The Internal Revenue Code prohibits disclosure of tax returns and return
information, except to the extent specifically authorized by the Internal
Revenue Code (Sec. 6103). Unauthorized disclosure is a felony punishable
by a fine not exceeding $5,000 or imprisonment of not more than five
years, or both (Sec. 7213). An action for civil damages also may be brought
for unauthorized disclosure (Sec. 7431).
Reasons for Change
The Committee believes that the perception that it is possible that
high-level Executive Branch influence over taxpayer audits and collection
activity could occur has a negative influence on taxpayers' views of the
tax system. Accordingly, the Committee believes that it is appropriate to
prohibit such influence.
Explanation of Provision
The bill makes it unlawful for a specified person to request that any
officer or employee of the IRS conduct or terminate an audit or otherwise
investigate or terminate the investigation of any particular taxpayer with
respect to the tax liability of that taxpayer. The prohibition applies to the
President, the Vice President, and employees of the executive offices of
either the President or Vice President, as well as any individual (except
the Attorney General) serving in a position specified in section 5312 of
Title 5 of the United States Code (these are generally Cabinet-level
positions). The prohibition applies to both direct requests and requests
made through an intermediary. In the case of a law enforcement action
authorized by the Attorney General, discussions involving specified
persons with respect to that law enforcement action shall not be
considered to be requests made through an intermediary.

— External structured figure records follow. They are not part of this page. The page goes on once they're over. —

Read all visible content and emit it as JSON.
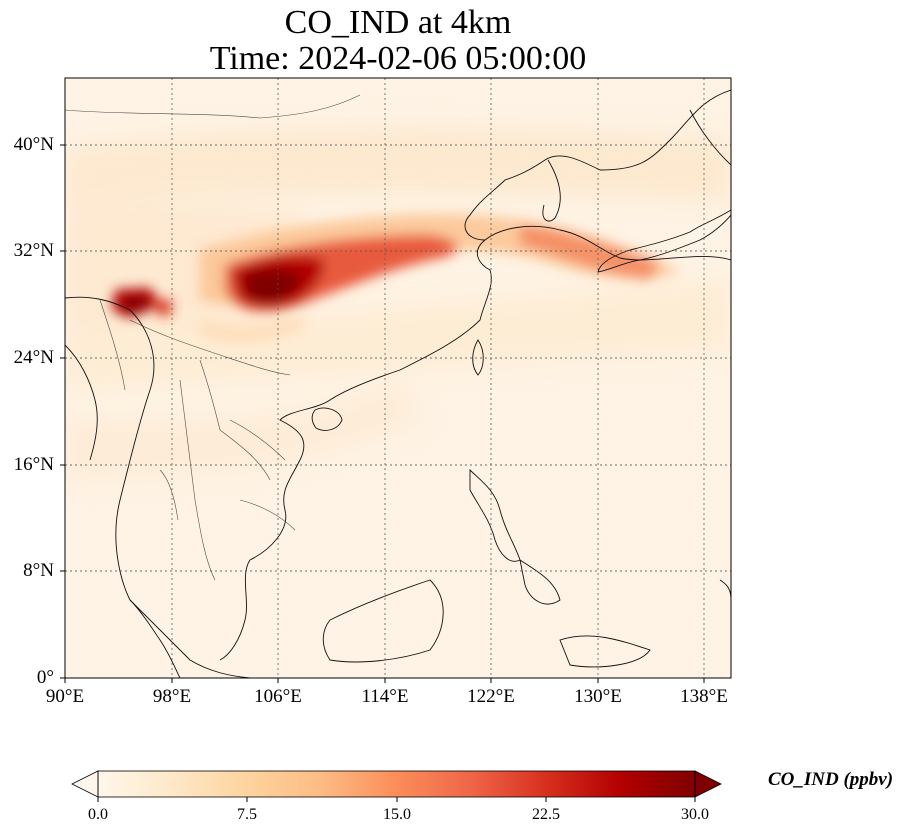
{
  "title": {
    "line1": "CO_IND at 4km",
    "line2": "Time: 2024-02-06 05:00:00"
  },
  "map": {
    "lat_ticks": [
      "0°",
      "8°N",
      "16°N",
      "24°N",
      "32°N",
      "40°N"
    ],
    "lon_ticks": [
      "90°E",
      "98°E",
      "106°E",
      "114°E",
      "122°E",
      "130°E",
      "138°E"
    ],
    "lon_range": [
      90,
      140
    ],
    "lat_range": [
      0,
      45
    ],
    "gridlines": "dotted",
    "colormap": "OrRd",
    "plume_color": "#7f0000"
  },
  "colorbar": {
    "label": "CO_IND (ppbv)",
    "ticks": [
      "0.0",
      "7.5",
      "15.0",
      "22.5",
      "30.0"
    ],
    "range": [
      0,
      30
    ],
    "extend": "both",
    "colors": [
      "#fff7ec",
      "#fee8c8",
      "#fdd49e",
      "#fdbb84",
      "#fc8d59",
      "#ef6548",
      "#d7301f",
      "#b30000",
      "#7f0000"
    ]
  }
}
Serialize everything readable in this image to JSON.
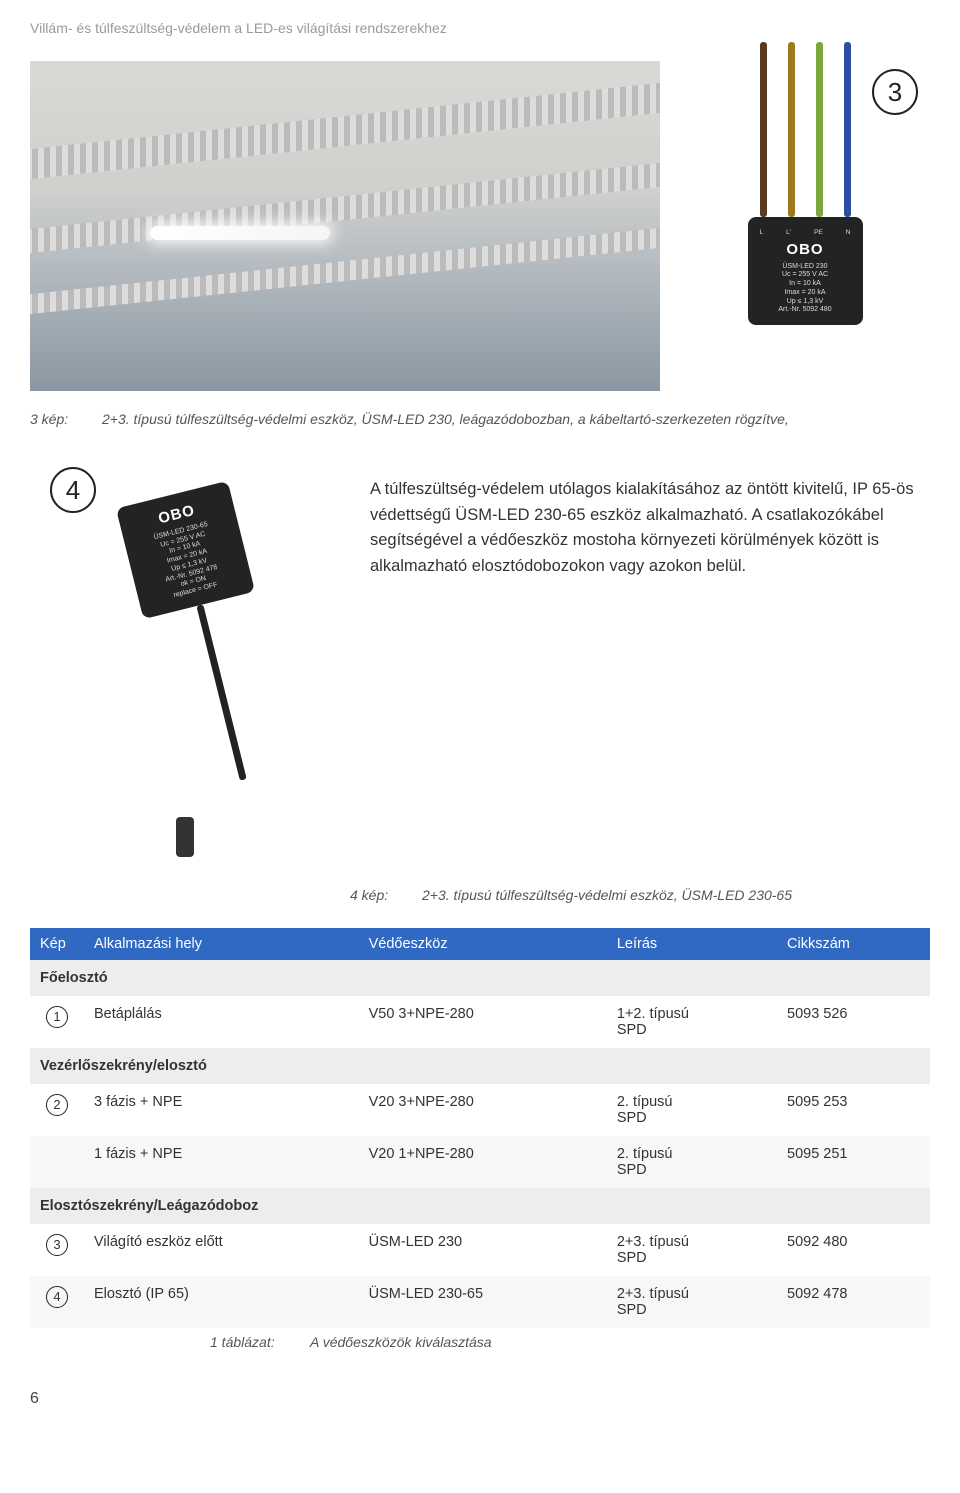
{
  "header": "Villám- és túlfeszültség-védelem a LED-es világítási rendszerekhez",
  "page_number": "6",
  "hero": {
    "badge3": "3",
    "wires": [
      "#5c3a1f",
      "#9f7a1d",
      "#7aa63b",
      "#2d4ea0"
    ],
    "device3": {
      "labels": [
        "L",
        "L'",
        "PE",
        "N"
      ],
      "brand": "OBO",
      "model": "ÜSM-LED 230",
      "lines": [
        "Uc = 255 V AC",
        "In = 10 kA",
        "Imax = 20 kA",
        "Up ≤ 1,3 kV",
        "Art.-Nr. 5092 480"
      ]
    }
  },
  "caption3": {
    "label": "3 kép:",
    "text": "2+3. típusú túlfeszültség-védelmi eszköz, ÜSM-LED 230, leágazódobozban, a kábeltartó-szerkezeten rögzítve,"
  },
  "mid": {
    "badge4": "4",
    "device4": {
      "brand": "OBO",
      "model": "ÜSM-LED 230-65",
      "lines": [
        "Uc = 255 V AC",
        "In = 10 kA",
        "Imax = 20 kA",
        "Up ≤ 1,3 kV",
        "Art.-Nr. 5092 478",
        "ok = ON",
        "replace = OFF"
      ]
    },
    "body": "A túlfeszültség-védelem utólagos kialakításához az öntött kivitelű, IP 65-ös védettségű ÜSM-LED 230-65 eszköz alkalmazható. A csatlakozókábel segítségével a védőeszköz mostoha környezeti körülmények között is alkalmazható elosztódobozokon vagy azokon belül."
  },
  "caption4": {
    "label": "4 kép:",
    "text": "2+3. típusú túlfeszültség-védelmi eszköz, ÜSM-LED 230-65"
  },
  "table": {
    "header_bg": "#2f69c3",
    "columns": [
      "Kép",
      "Alkalmazási hely",
      "Védőeszköz",
      "Leírás",
      "Cikkszám"
    ],
    "sections": [
      {
        "title": "Főelosztó",
        "rows": [
          {
            "num": "1",
            "hely": "Betáplálás",
            "eszk": "V50 3+NPE-280",
            "leir": "1+2. típusú\nSPD",
            "cikk": "5093 526"
          }
        ]
      },
      {
        "title": "Vezérlőszekrény/elosztó",
        "rows": [
          {
            "num": "2",
            "hely": "3 fázis + NPE",
            "eszk": "V20 3+NPE-280",
            "leir": "2. típusú\nSPD",
            "cikk": "5095 253"
          },
          {
            "num": "",
            "hely": "1 fázis + NPE",
            "eszk": "V20 1+NPE-280",
            "leir": "2. típusú\nSPD",
            "cikk": "5095 251"
          }
        ]
      },
      {
        "title": "Elosztószekrény/Leágazódoboz",
        "rows": [
          {
            "num": "3",
            "hely": "Világító eszköz előtt",
            "eszk": "ÜSM-LED 230",
            "leir": "2+3. típusú\nSPD",
            "cikk": "5092 480"
          },
          {
            "num": "4",
            "hely": "Elosztó (IP 65)",
            "eszk": "ÜSM-LED 230-65",
            "leir": "2+3. típusú\nSPD",
            "cikk": "5092 478"
          }
        ]
      }
    ],
    "caption": {
      "label": "1 táblázat:",
      "text": "A védőeszközök kiválasztása"
    }
  }
}
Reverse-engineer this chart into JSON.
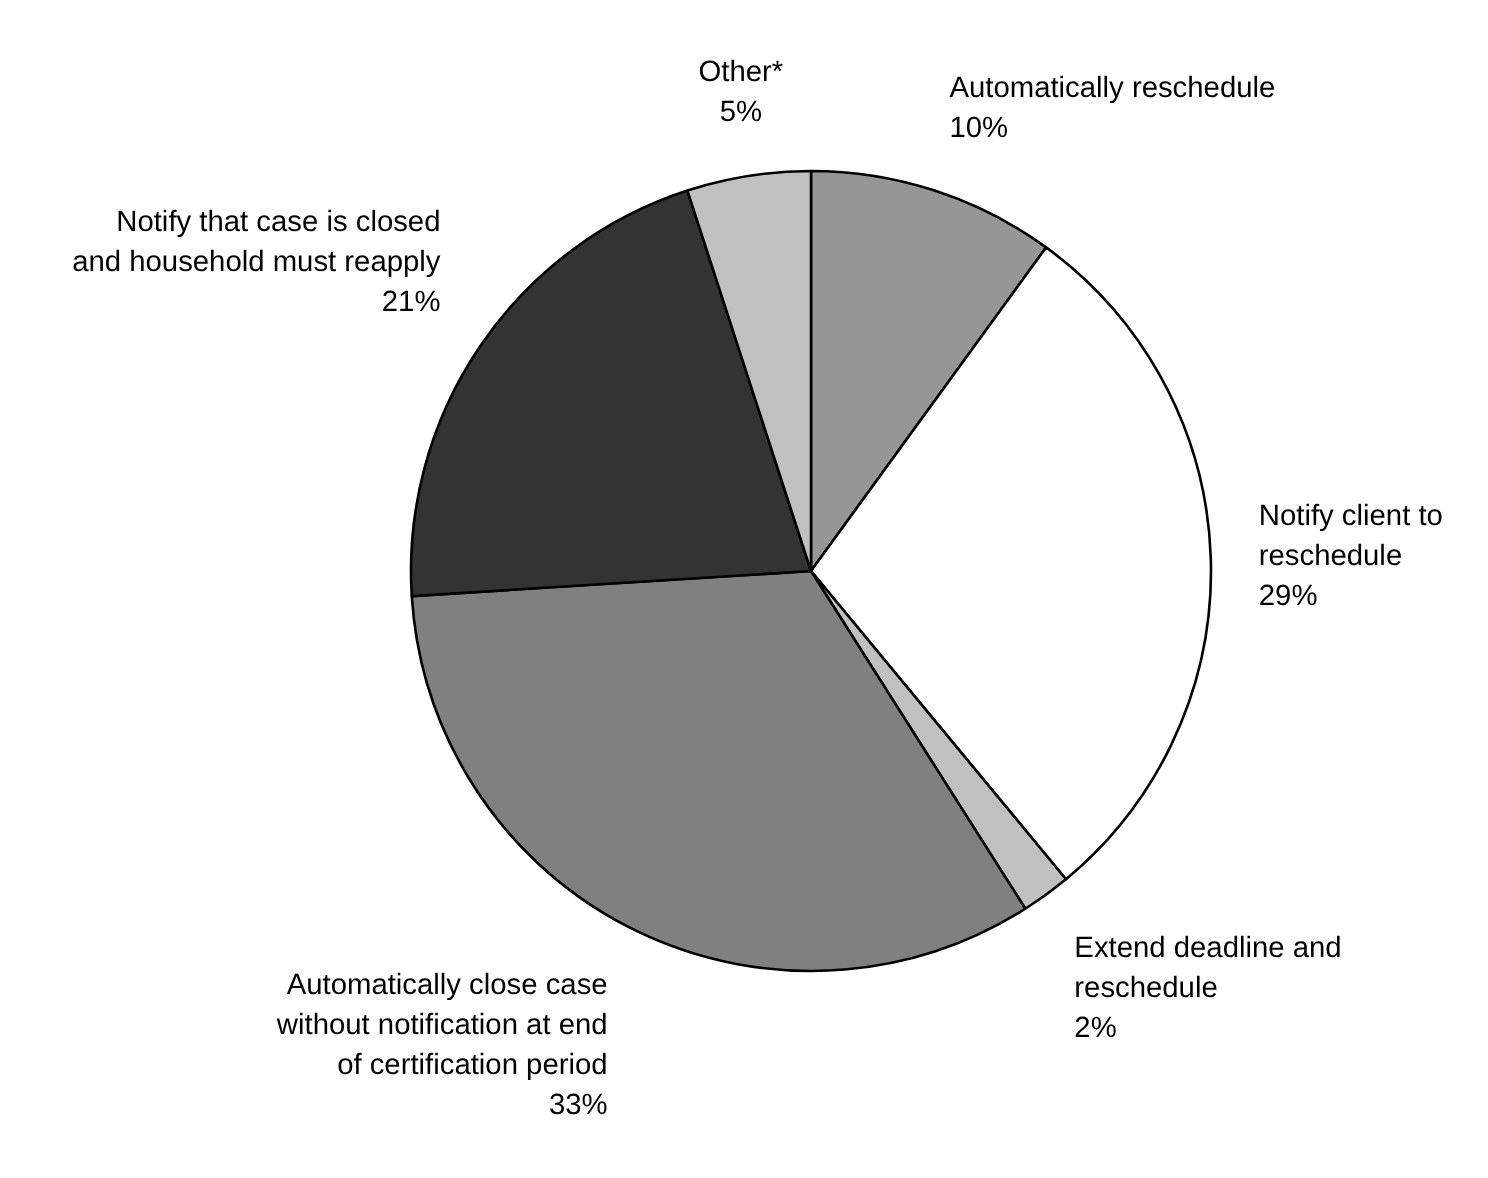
{
  "chart_data": {
    "type": "pie",
    "categories": [
      "Automatically reschedule",
      "Notify client to reschedule",
      "Extend deadline and reschedule",
      "Automatically close case without notification at end of certification period",
      "Notify that case is closed and household must reapply",
      "Other*"
    ],
    "values": [
      10,
      29,
      2,
      33,
      21,
      5
    ],
    "colors": [
      "#969696",
      "#ffffff",
      "#c0c0c0",
      "#808080",
      "#333333",
      "#c0c0c0"
    ],
    "value_labels": [
      "10%",
      "29%",
      "2%",
      "33%",
      "21%",
      "5%"
    ]
  }
}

Any request made in violation of this rule must be reported by the IRS
employee to whom the request was made to the Chief Inspector of the IRS.
The Chief Inspector has the authority to investigate such violations and to
refer any violations to the Department of Justice for possible prosecution,
as appropriate. Anyone convicted of violating this provision will be
punished by imprisonment of not more than 5 years or a fine not exceeding
$5,000 (or both).
Three exceptions to the general prohibition apply. First, the prohibition
does not apply to a request made to a specified person by or on behalf of a
taxpayer that is forwarded by the specified person to the IRS. This
exception is intended to cover two types of situations. The first situation
is where a taxpayer (or a taxpayer's representative) writes to a specified
person seeking assistance in resolving a difficulty with the IRS. This
exception permits the specified person who receives such a request to
forward it to the IRS for resolution without violating the general
prohibition. The second situation that this first exception is intended to
cover is an audit or investigation by the IRS of a Presidential nominee.
Under present law (Sec. 6103(c)), nominees for Presidentially appointed
positions consent to disclosure of their tax returns and return information
so that background checks may be conducted. Sometimes an audit or other
investigation is initiated as part of that background check. The Committee
anticipates that any such audit or investigation that is part of such a
background check will be encompassed within this first exception.
The second exception to the general prohibition applies to requests for
disclosure of returns or return information under section 6103 if the
request is made in accordance with the requirements of section 6103.
The third exception to the general prohibition applies to requests made by
the Secretary of the Treasury as a consequence of the implementation of a
change in tax policy.
Effective Date
The provision applies to violations occurring after the date of enactment.